Chrisp re-joined his battalion in France in July 1916, and took part in heavy fighting on the Somme through August and September. In one particular action on 29 September, described in The Bede magazine excerpt below, his actions were such that he won the Military Medal, awarded to him on 22 October, and which was gazetted on 9 December 1916.
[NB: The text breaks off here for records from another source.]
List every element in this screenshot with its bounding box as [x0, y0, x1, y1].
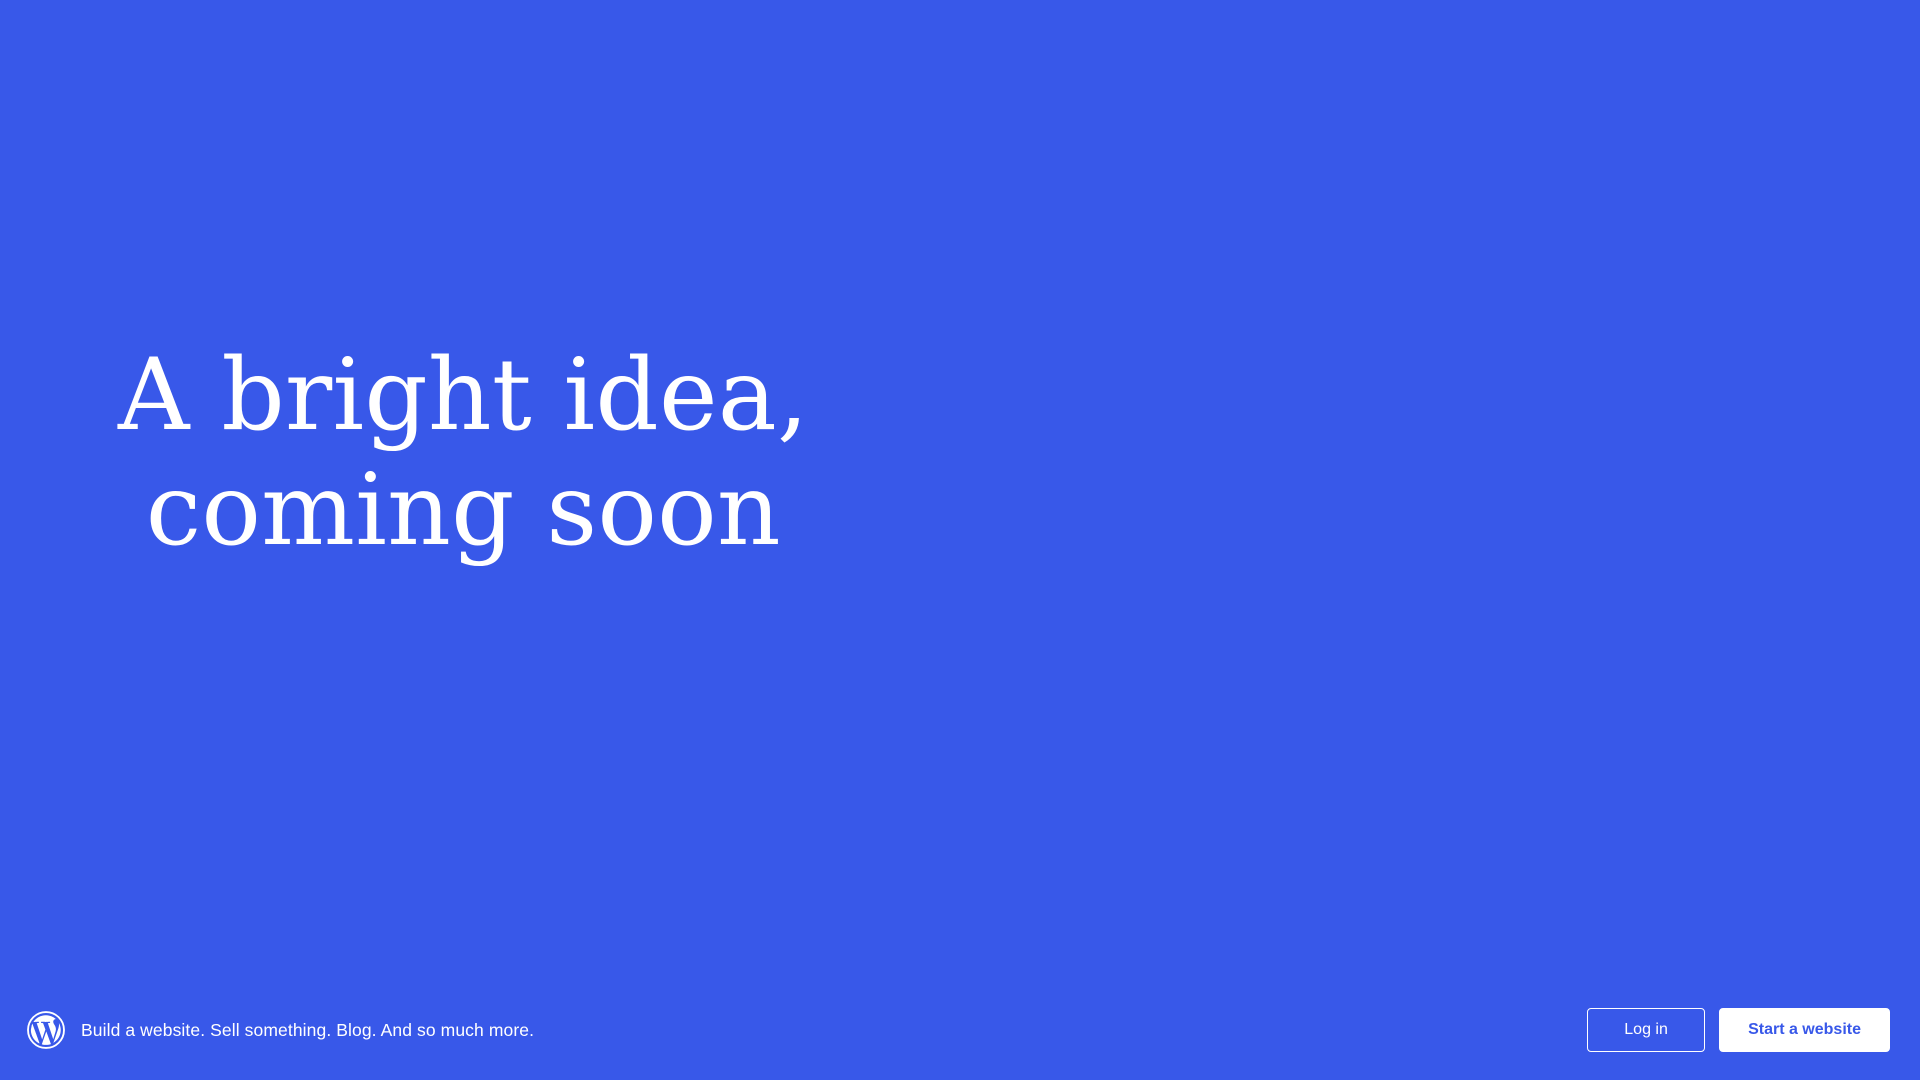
- footer-tagline: Build a website. Sell something. Blog. A…: [81, 1019, 534, 1042]
- footer-bar: Build a website. Sell something. Blog. A…: [0, 980, 1920, 1080]
- start-a-website-button[interactable]: Start a website: [1719, 1008, 1890, 1052]
- hero-section: A bright idea, coming soon: [0, 0, 1920, 980]
- headline-line-1: A bright idea,: [118, 339, 809, 454]
- coming-soon-page: A bright idea, coming soon Build a websi…: [0, 0, 1920, 1080]
- wordpress-logo-icon[interactable]: [27, 1011, 65, 1049]
- headline-line-2: coming soon: [118, 454, 809, 569]
- page-title: A bright idea, coming soon: [118, 339, 809, 569]
- footer-branding: Build a website. Sell something. Blog. A…: [27, 1011, 534, 1049]
- login-button[interactable]: Log in: [1587, 1008, 1705, 1052]
- footer-actions: Log in Start a website: [1587, 1008, 1890, 1052]
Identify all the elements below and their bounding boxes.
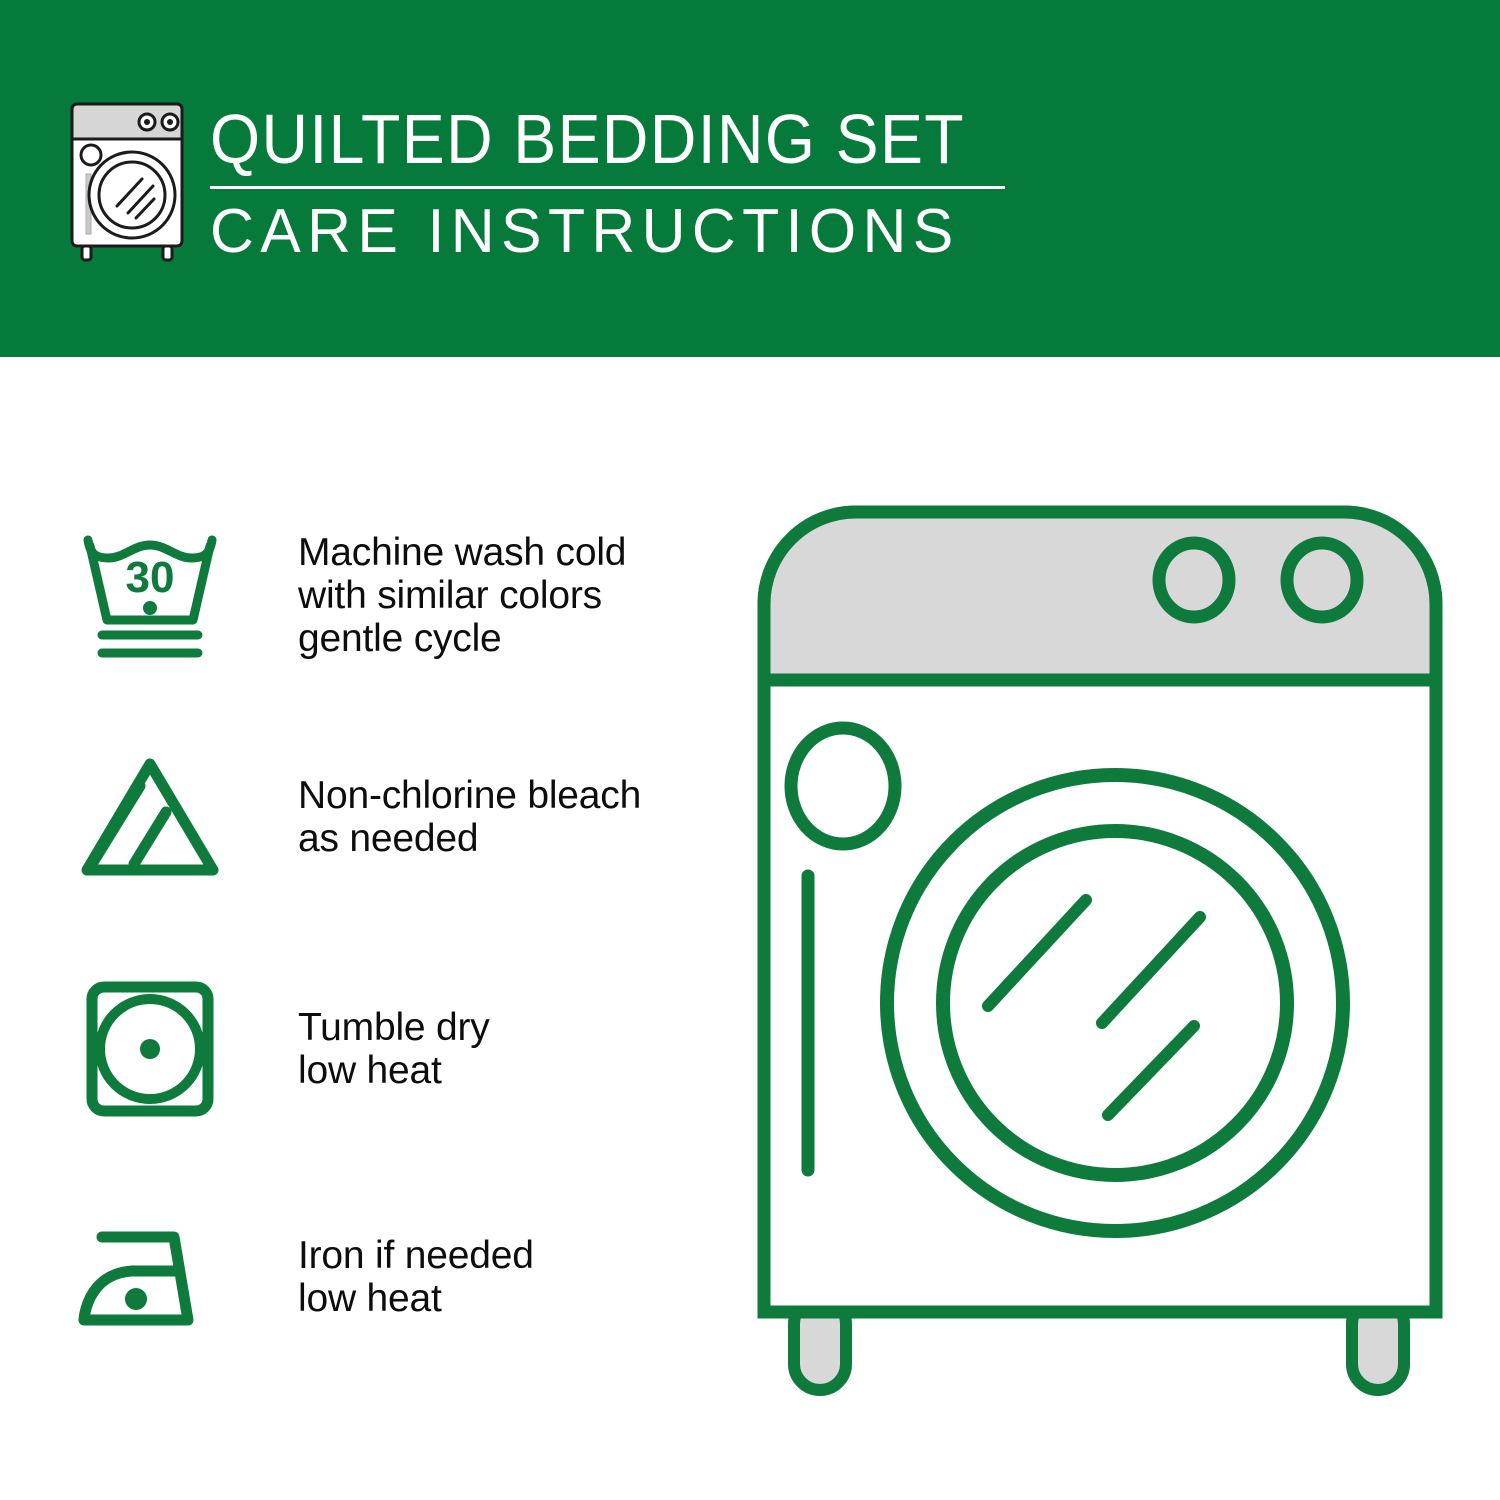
care-text-wash: Machine wash cold with similar colors ge… [230,531,710,660]
care-text-bleach: Non-chlorine bleach as needed [230,774,710,860]
care-line: low heat [298,1049,710,1092]
care-text-iron: Iron if needed low heat [230,1234,710,1320]
care-label-page: QUILTED BEDDING SET CARE INSTRUCTIONS 30 [0,0,1500,1500]
page-title: QUILTED BEDDING SET [210,102,994,176]
washing-machine-icon [62,96,192,264]
care-text-tumble-dry: Tumble dry low heat [230,1006,710,1092]
header-titles: QUILTED BEDDING SET CARE INSTRUCTIONS [210,96,1062,267]
wash-temp-label: 30 [126,553,175,602]
care-line: as needed [298,817,710,860]
care-line: Non-chlorine bleach [298,774,710,817]
tumble-dry-low-icon [70,974,230,1124]
care-line: Tumble dry [298,1006,710,1049]
page-subtitle: CARE INSTRUCTIONS [210,197,1045,267]
non-chlorine-bleach-triangle-icon [70,742,230,892]
wash-tub-30-gentle-icon: 30 [70,520,230,670]
front-load-washing-machine-illustration [750,498,1450,1418]
care-line: low heat [298,1277,710,1320]
title-divider [210,186,1005,189]
care-line: with similar colors [298,574,710,617]
care-line: Machine wash cold [298,531,710,574]
care-instructions-list: 30 Machine wash cold with similar colors… [0,357,740,1500]
header-content: QUILTED BEDDING SET CARE INSTRUCTIONS [62,96,1062,276]
care-row-iron: Iron if needed low heat [70,1202,710,1352]
care-line: Iron if needed [298,1234,710,1277]
iron-low-heat-icon [70,1202,230,1352]
care-row-bleach: Non-chlorine bleach as needed [70,742,710,892]
care-line: gentle cycle [298,617,710,660]
care-row-wash: 30 Machine wash cold with similar colors… [70,520,710,670]
header-banner: QUILTED BEDDING SET CARE INSTRUCTIONS [0,0,1500,357]
care-row-tumble-dry: Tumble dry low heat [70,974,710,1124]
"The Battalion carries out a bombing raid along an old German C. T. [Communications Trench] which we were holding as a front line, meeting with great resistance, and, after our store of bombs had been exhausted, subject to heavy grenade fire from the German positions. In spite of heavy losses we succeed in holding on to our position. During this raid 2nd Lt. Bewick was killed and 2nd Lt. Wallace seriously wounded. Our stretcher-bearers did magnificent work on this occasion, rescuing our wounded from under the very feet of the Germans. Serjeant Chrisp earned his M.M. during this stunt."
The Bede magazine, vol. 13, no. 2, April 1917, p.5
The battalion spent the next period attacking the Butte de Warlencourt, and in early April 1917 moved north to participate in the Battle of Arras.
Sergeant Major Chrisp was killed on 23 June 1917 by a German shell which caught him just as he was entering his dugout. He was buried at Neuville-Vitasse Road Cemetery. An obituary published in The Bede magazine in August 1917 recorded his comrades’ sense of loss. “The whole Company mourns his loss. He was always a true friend to the men, and one to whom they always went in any trouble. If anyone was in want, of anything, they always said ‘go and ask the Major’ … and very rarely were they refused.” His widow and young son were then living at Summerleigh in Choppington. May Chrisp would return to teaching in 1920.
Thomas Chrisp’s sacrifice is commemorated on several war memorials across the north east of England, at: Wooler School; the Duke’s School in Alnwick; St Margaret’s Church and School in Durham; Bede College’s 1914-1918 Cross, Plaque, and Roll of Honour; the 8th Battalion D.L.I. Drill Hall; the Town Hall in Durham City; the Comrades’ Club in Durham City; Hexham Abbey and War Memorial Hospital (now demolished); St Paul’s Church reredos and cross in Choppington; and the National Union of Teachers War Record 1914-1919 (1920) Durham section.